АНДРЕЙ РАЗБАШ. Что там и как было, непонятно. Знаю только, что к Андрею Чикирису — одному из режиссеров «Часа Пик» подошли какие-то люди, представившиеся работниками охраны Березовского. Кому-то крайне необходимо было столкнуть Влада с Борисом Абрамовичем, вызвать у последнего недоверие к Листьеву. Потом уже прошла версия о замышлявшемся убийстве Березовского, которое якобы готовил Владик. Полный бред! Зачем?! Но кому-то это было нужно. Имеет ли все это прямое отношение к убийству Влада, не знаю.
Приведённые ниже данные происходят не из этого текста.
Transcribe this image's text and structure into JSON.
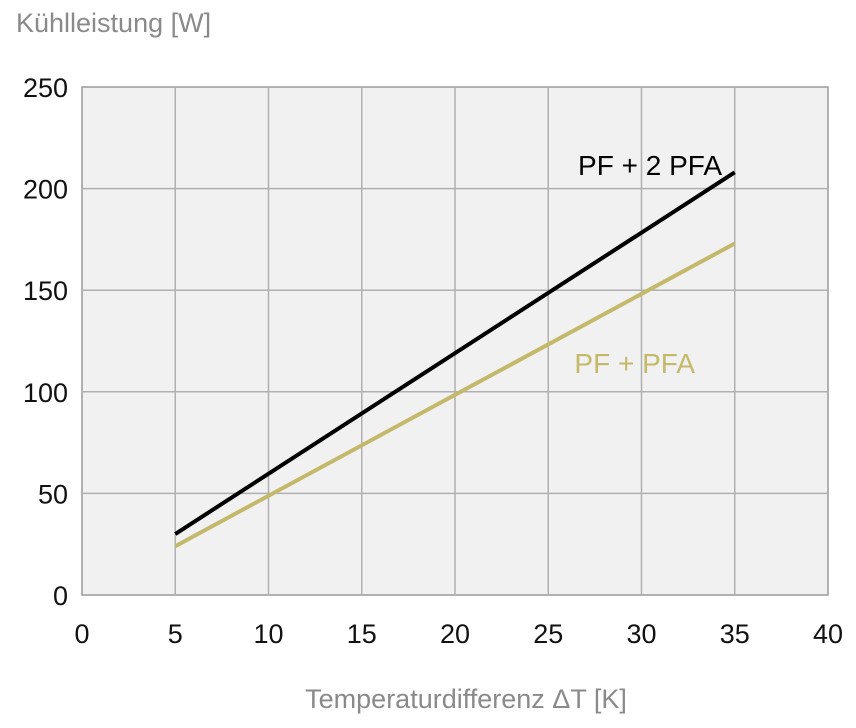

ЮЛИЯ ЖАМЕЙКО. Знаю, что в последний день он звонил в офис «Поля чудес» и спрашивал, приходили ли к нему какие-то люди, выписаны пропуска или нет. Он кого-то ждал и очень волновался. Я это очень хорошо запомнила. Этот был последний наш разговор с Владом по телефону.
Как всегда после внезапной смерти человека, в «Останкино» сейчас вспоминают, что Владислав говорил и делал в свои последние часы. Журналисты из «Часа Пик» рассказали вчера, что он был такой же, как всегда, разве только стал в последнее время более задумчивым. Это связывали с его новым назначением. Да в день последнего эфира сказал в ответ на переживания режиссера, что у героя передачи мятая рубашка: «В крахмальной рубашке только в гроб кладут». И все же в памяти его сотрудников всплывают фразы, на которые раньше они не обращали внимания. Например, за несколько дней до смерти он неожиданно бросил: «Если бы вы знали, скольким здесь (в «Останкино». — «Ъ») я перешел дорогу...
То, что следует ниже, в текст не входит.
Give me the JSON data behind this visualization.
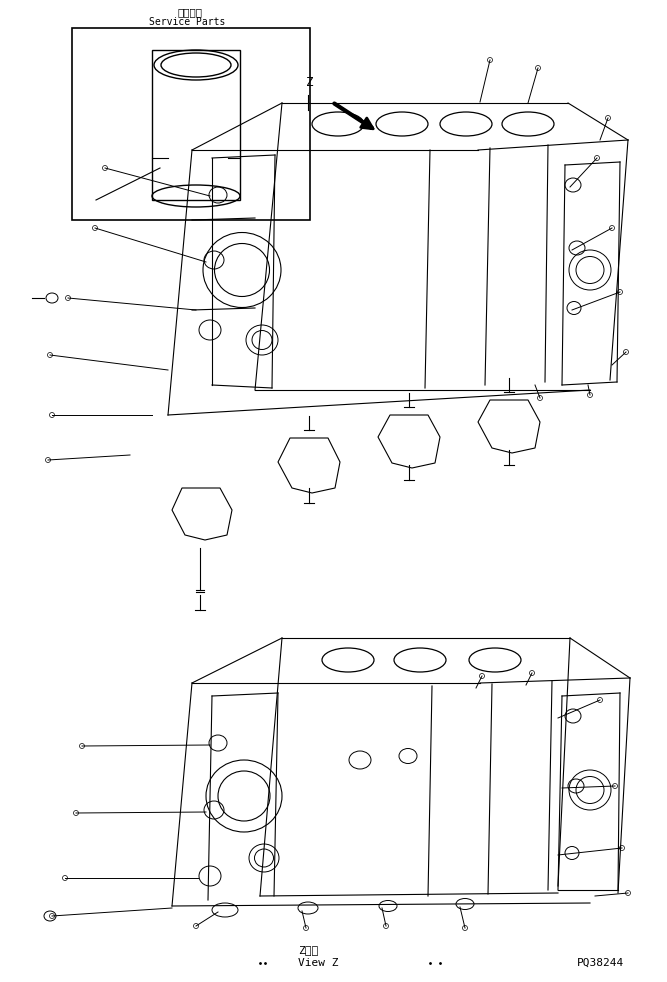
{
  "bg_color": "#ffffff",
  "line_color": "#000000",
  "title_jp": "補給専用",
  "title_en": "Service Parts",
  "bottom_label_jp": "Z　視",
  "bottom_label_en": "View Z",
  "part_number": "PQ38244",
  "fig_width": 6.67,
  "fig_height": 9.82,
  "dpi": 100
}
«Коммерсантъ-Daily», 3 марта 1995 года.
ИВАН ДЕМИДОВ. За несколько дней до 1 марта они с Альбиной были у нас дома. Говорили о том, куда пойдет телевидение, и абсолютно точно понимали друг друга. По нашим представлениям, стратегия заключалась в долгосрочной мирной жизни на экране, когда во главу угла ставится не информация, а человек. Потом договаривались встретиться еще раз и начать выдумывать. Что? Да все подряд. Другое телевидение. Мы как раз выпустили «Я сама». Я очень хотел, чтобы Влад посмотрел, сказал, что передача пойдет в среду. И вот в среду как раз в это время он и возвращался домой. Может быть, чтобы посмотреть передачу.
АЛЬБИНА. Он безумно радовался, когда у кого-то получалось. Одно из последних увлечений — программа «Матадор». Передача Эрнста из Памплоны вызвала у Влада примерно такой же восторг, как первый бал у Наташи Ростовой. Это было ощущение нечаянной радости. Когда он в первый раз посмотрел это на кассете, то стал всем названивать, рассказывая, какое это счастье.
ИГОРЬ УГОЛЬНИКОВ. Мы только что получили квартиру. Последние слова Влада были: «Зажмешь новоселье, поссоримся». Вечером мы попрощались в «Останкино». На следующий день он должен был мне позвонить. А позвонил уже не он, а Парфенов.
ОЛЕГ ВАКУЛОВСКИЙ. У нас с Владом были довольно забавные встречи. Я шел из роддома, когда у меня родилась дочь, и встретил Владика с Альбиной — они недавно познакомились и гуляли в романтическом настроении. И потом мы всегда встречались очень неожиданно.
Потом мы очень долго не виделись. Какие-то сигналы друг другу начались буквально за месяц до гибели Влада. Я тогда сделал фильм «Фашизм в России». Мне передавали, что Влад хотел сделать такой ремейк «Взгляда», но все давно расползлись по своим областям. Были еще какие-то проекты. Мы созванивались, договаривались о встрече, думали, что у нас еще много времени впереди. А потом было 1 марта.